Epstein is a social critic by trade, his eyes naturally trained to look outward. But Gossip explores hidden motive, whether it’s intentionally concealed or not. It’s often hard to discern our own reasons for imparting information that may be more wisely left unsaid. When Epstein’s critical eye swivels inwards he extracts philosophical meditations, writing, “If I report on the hypocrisy of another writer, writing one way and living another … am I not suggesting that my own life shows no such divide?” In another instance he derides himself for revealing a secret his mother kept until her death, asking his readers, “what do you call a man who gossips about his own mother?”

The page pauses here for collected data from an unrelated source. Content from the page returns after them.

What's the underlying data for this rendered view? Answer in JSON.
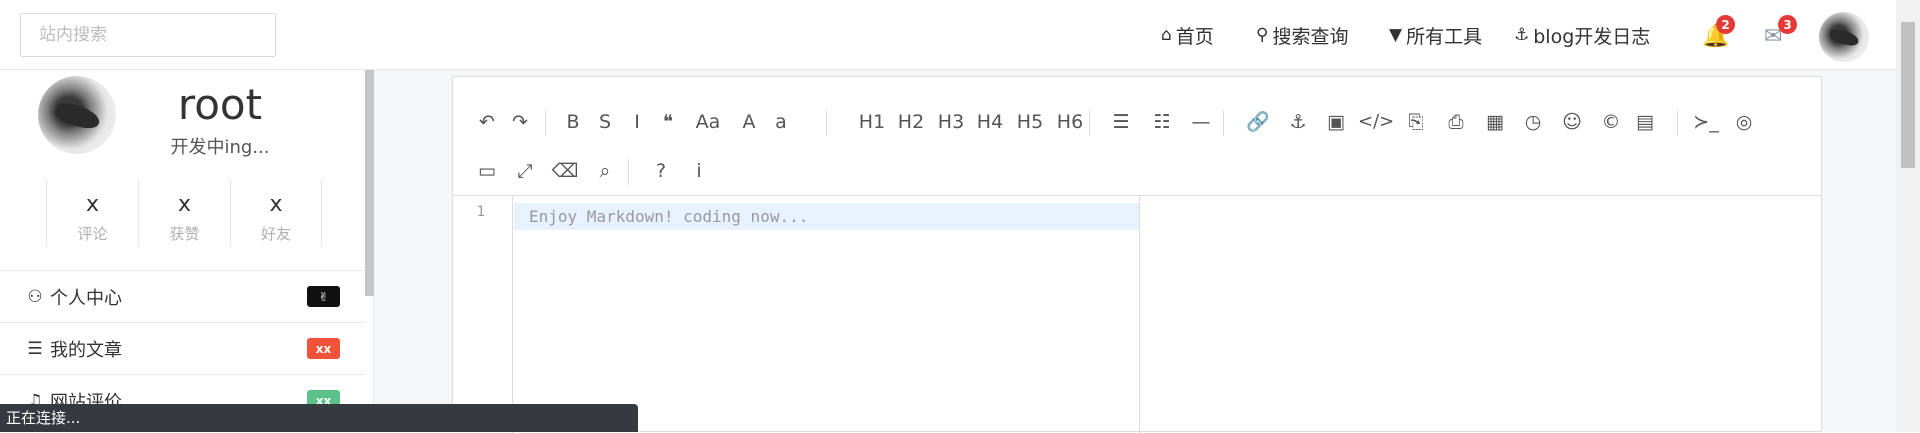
{
  "search": {
    "placeholder": "站内搜索"
  },
  "nav": [
    {
      "icon": "home-icon",
      "glyph": "⌂",
      "label": "首页"
    },
    {
      "icon": "search-icon",
      "glyph": "🔍",
      "label": "搜索查询"
    },
    {
      "icon": "filter-icon",
      "glyph": "▼",
      "label": "所有工具"
    },
    {
      "icon": "anchor-icon",
      "glyph": "⚓",
      "label": "blog开发日志"
    }
  ],
  "notifications": {
    "count": "2"
  },
  "messages": {
    "count": "3"
  },
  "profile": {
    "username": "root",
    "status": "开发中ing...",
    "stats": [
      {
        "value": "x",
        "label": "评论"
      },
      {
        "value": "x",
        "label": "获赞"
      },
      {
        "value": "x",
        "label": "好友"
      }
    ]
  },
  "menu": [
    {
      "label": "个人中心",
      "icon": "user-icon",
      "tag": "✌",
      "tag_color": "#111111"
    },
    {
      "label": "我的文章",
      "icon": "list-icon",
      "tag": "xx",
      "tag_color": "#f0533a"
    },
    {
      "label": "网站评价",
      "icon": "bell-icon",
      "tag": "xx",
      "tag_color": "#5cc28a"
    }
  ],
  "editor": {
    "line_number": "1",
    "placeholder": "Enjoy Markdown! coding now...",
    "toolbar_row1": [
      "↶",
      "↷",
      "B",
      "S",
      "I",
      "❝",
      "Aa",
      "A",
      "a",
      "H1",
      "H2",
      "H3",
      "H4",
      "H5",
      "H6",
      "☰",
      "☷",
      "—",
      "🔗",
      "⚓",
      "▣",
      "</>",
      "⎘",
      "⎙",
      "▦",
      "◷",
      "☺",
      "©",
      "▤",
      "≻_",
      "◎"
    ],
    "toolbar_row2": [
      "▭",
      "⤢",
      "⌫",
      "⌕",
      "?",
      "i"
    ]
  },
  "connection": {
    "status": "正在连接..."
  },
  "colors": {
    "badge": "#e53935",
    "connbar": "#343a40",
    "active_line": "#e8f2fe"
  }
}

Epstein’s line of rhetorical questioning shapes Gossip into a self-conscious read. To quote Epstein quoting George Eliot’s Daniel Deronda, gossip is “a sort of smoke that comes from the dirty tobacco pipes of those who diffuse it; it proves nothing but the bad taste of the smoker.” That is to say that our preference in gossip reveals more about ourselves than is revealed by the secrets we loose. Perhaps, no one has explored the nature of gossip quite the way authors have — authors of all kinds. Epstein devotes chapters to novelists and he quotes them abundantly. If he uses journalism to make a case for gossip’s role in the decline of society’s standards, he evinces novels are the product of its refined capabilities, as they are made up of the very “constituent parts of gossip.” According to Epstein, the novel subsists on “speculation on character, curiosity about other worlds, an interest in social status, the unveiling of secrets, nice discriminations, revelations of secret motivations, moral judgments,” in order to propel plotlines. Gossip wants to expose truth, or at least give the impression that it is doing so, and literature is often where gossip and truth intersect. Whether it’s “gutter journalism” or one of Jane Austen’s novels, Epstein readily acknowledges, “Gossip is indisputably a form of knowledge,” the question being, “how reliable a form of knowledge is it?”

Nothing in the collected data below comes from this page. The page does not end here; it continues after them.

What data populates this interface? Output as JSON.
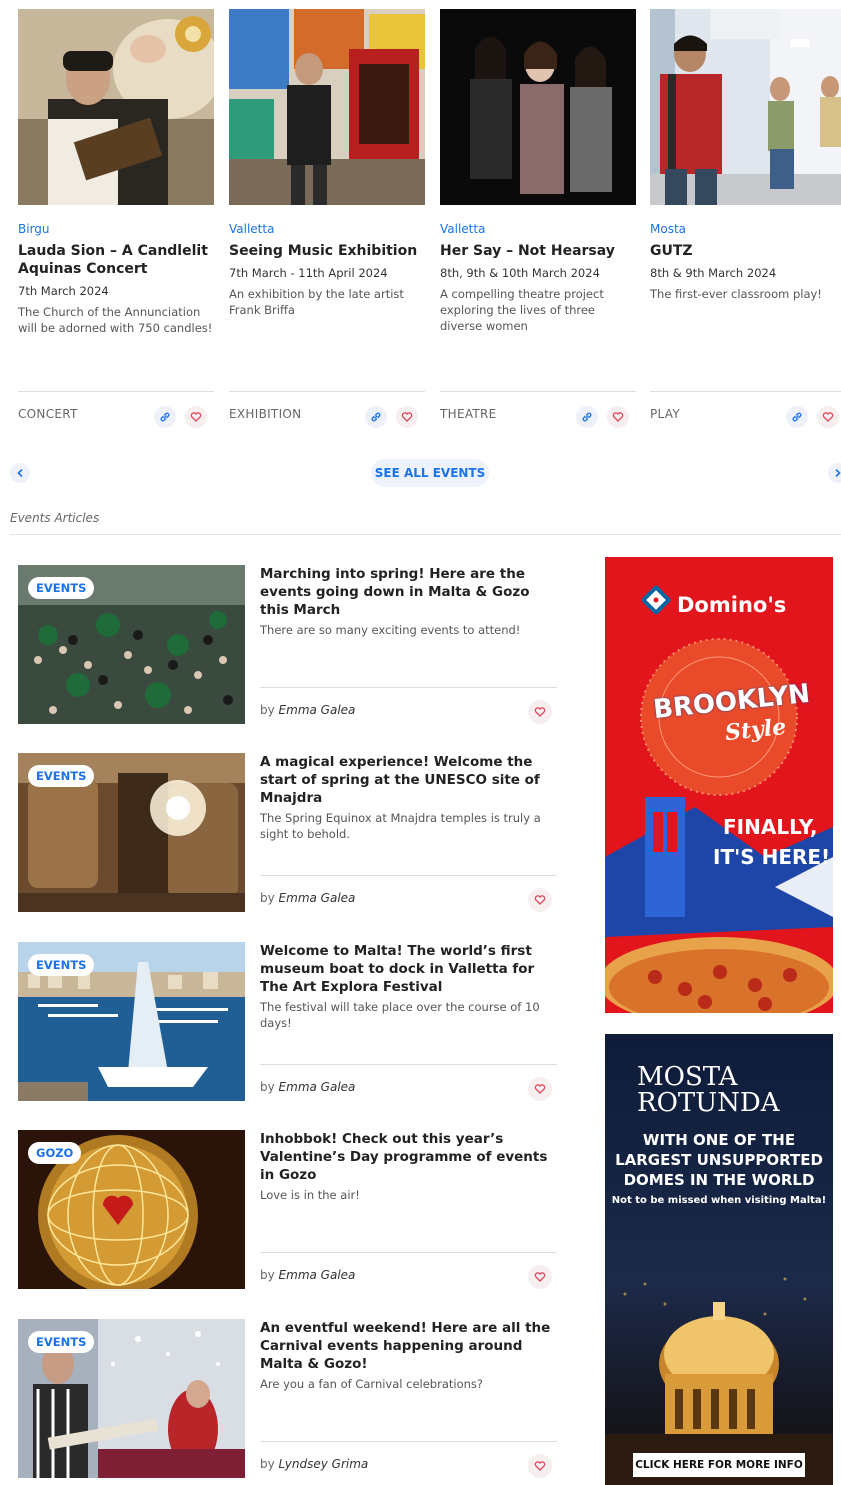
{
  "events": [
    {
      "location": "Birgu",
      "title": "Lauda Sion – A Candlelit Aquinas Concert",
      "date": "7th March 2024",
      "desc": "The Church of the Annunciation will be adorned with 750 candles!",
      "category": "CONCERT"
    },
    {
      "location": "Valletta",
      "title": "Seeing Music Exhibition",
      "date": "7th March - 11th April 2024",
      "desc": "An exhibition by the late artist Frank Briffa",
      "category": "EXHIBITION"
    },
    {
      "location": "Valletta",
      "title": "Her Say – Not Hearsay",
      "date": "8th, 9th & 10th March 2024",
      "desc": "A compelling theatre project exploring the lives of three diverse women",
      "category": "THEATRE"
    },
    {
      "location": "Mosta",
      "title": "GUTZ",
      "date": "8th & 9th March 2024",
      "desc": "The first-ever classroom play!",
      "category": "PLAY"
    }
  ],
  "nav": {
    "see_all": "SEE ALL EVENTS"
  },
  "section_title": "Events Articles",
  "articles": [
    {
      "tag": "EVENTS",
      "title": "Marching into spring! Here are the events going down in Malta & Gozo this March",
      "desc": "There are so many exciting events to attend!",
      "by": "by",
      "author": "Emma Galea"
    },
    {
      "tag": "EVENTS",
      "title": "A magical experience! Welcome the start of spring at the UNESCO site of Mnajdra",
      "desc": "The Spring Equinox at Mnajdra temples is truly a sight to behold.",
      "by": "by",
      "author": "Emma Galea"
    },
    {
      "tag": "EVENTS",
      "title": "Welcome to Malta! The world’s first museum boat to dock in Valletta for The Art Explora Festival",
      "desc": "The festival will take place over the course of 10 days!",
      "by": "by",
      "author": "Emma Galea"
    },
    {
      "tag": "GOZO",
      "title": "Inhobbok! Check out this year’s Valentine’s Day programme of events in Gozo",
      "desc": "Love is in the air!",
      "by": "by",
      "author": "Emma Galea"
    },
    {
      "tag": "EVENTS",
      "title": "An eventful weekend! Here are all the Carnival events happening around Malta & Gozo!",
      "desc": "Are you a fan of Carnival celebrations?",
      "by": "by",
      "author": "Lyndsey Grima"
    }
  ],
  "ads": {
    "dominos": {
      "brand": "Domino's",
      "circle_line1": "BROOKLYN",
      "circle_line2": "Style",
      "headline1": "FINALLY,",
      "headline2": "IT'S HERE!"
    },
    "mosta": {
      "logo1": "MOSTA",
      "logo2": "ROTUNDA",
      "headline1": "WITH ONE OF THE",
      "headline2": "LARGEST UNSUPPORTED",
      "headline3": "DOMES IN THE WORLD",
      "sub": "Not to be missed when visiting Malta!",
      "cta": "CLICK HERE FOR MORE INFO"
    }
  },
  "colors": {
    "accent": "#1a73e8",
    "heart": "#e0445a",
    "dominos_red": "#e2151d",
    "mosta_navy": "#0f1e3d"
  }
}
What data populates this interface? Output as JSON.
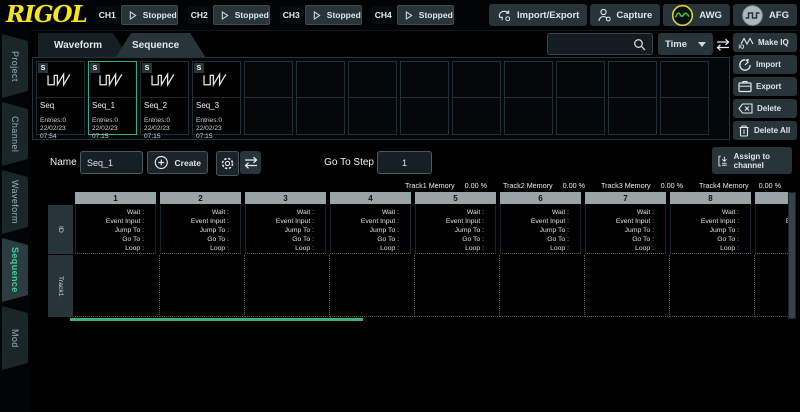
{
  "brand": "RIGOL",
  "colors": {
    "accent_green": "#3fd695",
    "brand_yellow": "#f6e41c",
    "header_gray": "#9aa3a6",
    "scrollbar_green": "#3fae7d"
  },
  "topbar": {
    "channels": [
      {
        "label": "CH1",
        "status": "Stopped"
      },
      {
        "label": "CH2",
        "status": "Stopped"
      },
      {
        "label": "CH3",
        "status": "Stopped"
      },
      {
        "label": "CH4",
        "status": "Stopped"
      }
    ],
    "import_export": "Import/Export",
    "capture": "Capture",
    "awg": "AWG",
    "afg": "AFG"
  },
  "sidebar": {
    "items": [
      {
        "label": "Project"
      },
      {
        "label": "Channel"
      },
      {
        "label": "Waveform"
      },
      {
        "label": "Sequence",
        "selected": true
      },
      {
        "label": "Mod"
      }
    ]
  },
  "browser": {
    "tabs": [
      {
        "label": "Waveform"
      },
      {
        "label": "Sequence",
        "selected": true
      }
    ],
    "search_placeholder": "",
    "sort_value": "Time",
    "badge": "S",
    "cards": [
      {
        "name": "Seq",
        "entries": "Entries:0",
        "date": "22/02/23 07:54",
        "selected": false
      },
      {
        "name": "Seq_1",
        "entries": "Entries:0",
        "date": "22/02/23 07:15",
        "selected": true
      },
      {
        "name": "Seq_2",
        "entries": "Entries:0",
        "date": "22/02/23 07:15",
        "selected": false
      },
      {
        "name": "Seq_3",
        "entries": "Entries:0",
        "date": "22/02/23 07:15",
        "selected": false
      }
    ],
    "empty_slots": 9
  },
  "actions": {
    "make_iq": "Make IQ",
    "import": "Import",
    "export": "Export",
    "delete": "Delete",
    "delete_all": "Delete All"
  },
  "editor": {
    "name_label": "Name",
    "name_value": "Seq_1",
    "create": "Create",
    "goto_label": "Go To Step",
    "goto_value": "1",
    "assign": "Assign to channel",
    "tracks": [
      {
        "label": "Track1  Memory",
        "value": "0.00 %"
      },
      {
        "label": "Track2  Memory",
        "value": "0.00 %"
      },
      {
        "label": "Track3  Memory",
        "value": "0.00 %"
      },
      {
        "label": "Track4  Memory",
        "value": "0.00 %"
      }
    ],
    "table": {
      "columns": [
        "1",
        "2",
        "3",
        "4",
        "5",
        "6",
        "7",
        "8",
        ""
      ],
      "row_headers": [
        "ID",
        "Track1"
      ],
      "cell_lines": [
        "Wait :",
        "Event Input :",
        "Jump To :",
        "Go To :",
        "Loop :"
      ]
    }
  }
}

Though he is ultimately unable to produce an answer, the question remains a peripheral one. It doesn’t distract from the rest of the book, since Epstein’s natural knack of storytelling makes up for loose ends. Gossip is punctuated with revelations in the guise of diary entries, and I am certain that in no other place can one find gossip about Lionel Trilling’s depression and Diana Trilling’s neurosis, or Orson Wells sticking a restaurant bill of a “stratospheric sum” to an unsuspecting journalist. It’s with pieces of original reporting like these that Epstein demonstrates to the reader that “if ever there was a mixed bag, gossip provides it.”

For the time invested—although Gossip runs a modest 256 pages — Epstein ends on a rather obvious note: Gossip should be consumed in moderation. Isaac Bashevis Singer used to say about a certain Jewish delicacy, “You can have too much … even of kreplach.” An overabundance of gossip may be bad for the digestive track, and Gossip provides more than your daily allowance. But if Epstein convinces his readers of nothing else, gossip when rendered at its best reads like Pages from the Goncourt Journals; at its worst it’s the National Enquirer, a fine writer being often the producer of fine gossip.